University of Minnesota, Minneapolis, MN

Paper No. IMECE2011-64597, pp. 1215-1225; 11 pages
  • ASME 2011 International Mechanical Engineering Congress and Exposition
  • Volume 4: Energy Systems Analysis, Thermodynamics and Sustainability; Combustion Science and Engineering; Nanoengineering for Energy, Parts A and B
  • Denver, Colorado, USA, November 11–17, 2011
  • Conference Sponsors: ASME
  • ISBN: 978-0-7918-5490-7
  • Copyright © 2011 by ASME


This paper explores the theoretical efficiencies of single Brayton and combined Brayton-Rankine thermodynamic power cycles for distributed solar thermal power generation. Thermodynamic analyses are conducted for the nominal solar power input to the receiver of 75 kW, concentration ratio in the range 50–100 suns, and for selected heat transfer fluids including air, argon, carbon dioxide, helium, and hydrogen for the Brayton cycle and for the topping cycle of the combined system. C6-fluoroketone, cyclohexane, n-pentane, R-141b, R-245fa, HFE-7000, and steam are examined as working fluids in the bottoming segment of the combined cycle.

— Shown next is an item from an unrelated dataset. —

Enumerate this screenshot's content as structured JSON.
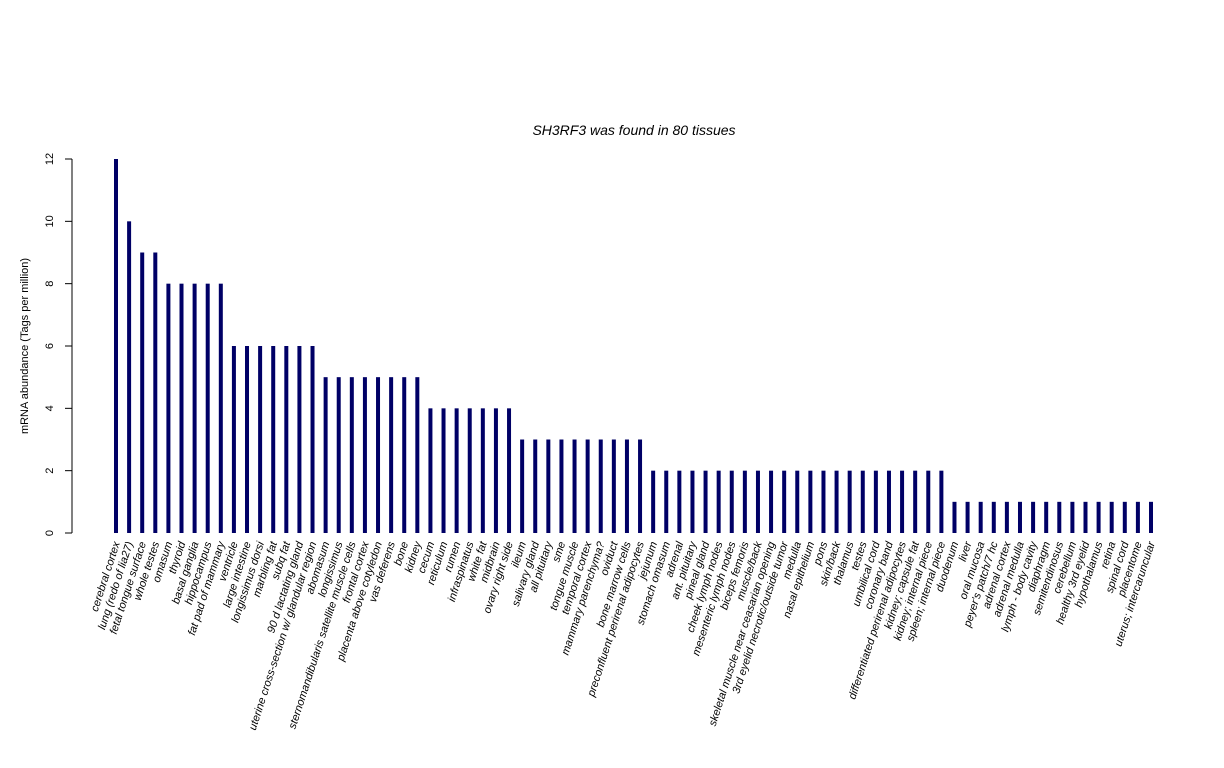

A single Brayton cycle is found to reach a peak efficiency of 13.3% with carbon dioxide and 100 suns solar input. The four top-performing Brayton cycle fluids are examined as topping cycle fluids in the combined cycle. Each of the four fluids is paired with seven potential bottoming fluids, resulting in 28 heat transfer fluid configurations. The combination of the Brayton topping cycle using carbon dioxide and the Rankine bottoming cycle using R-141b gives the highest thermal efficiency of 22.3% for 100 suns.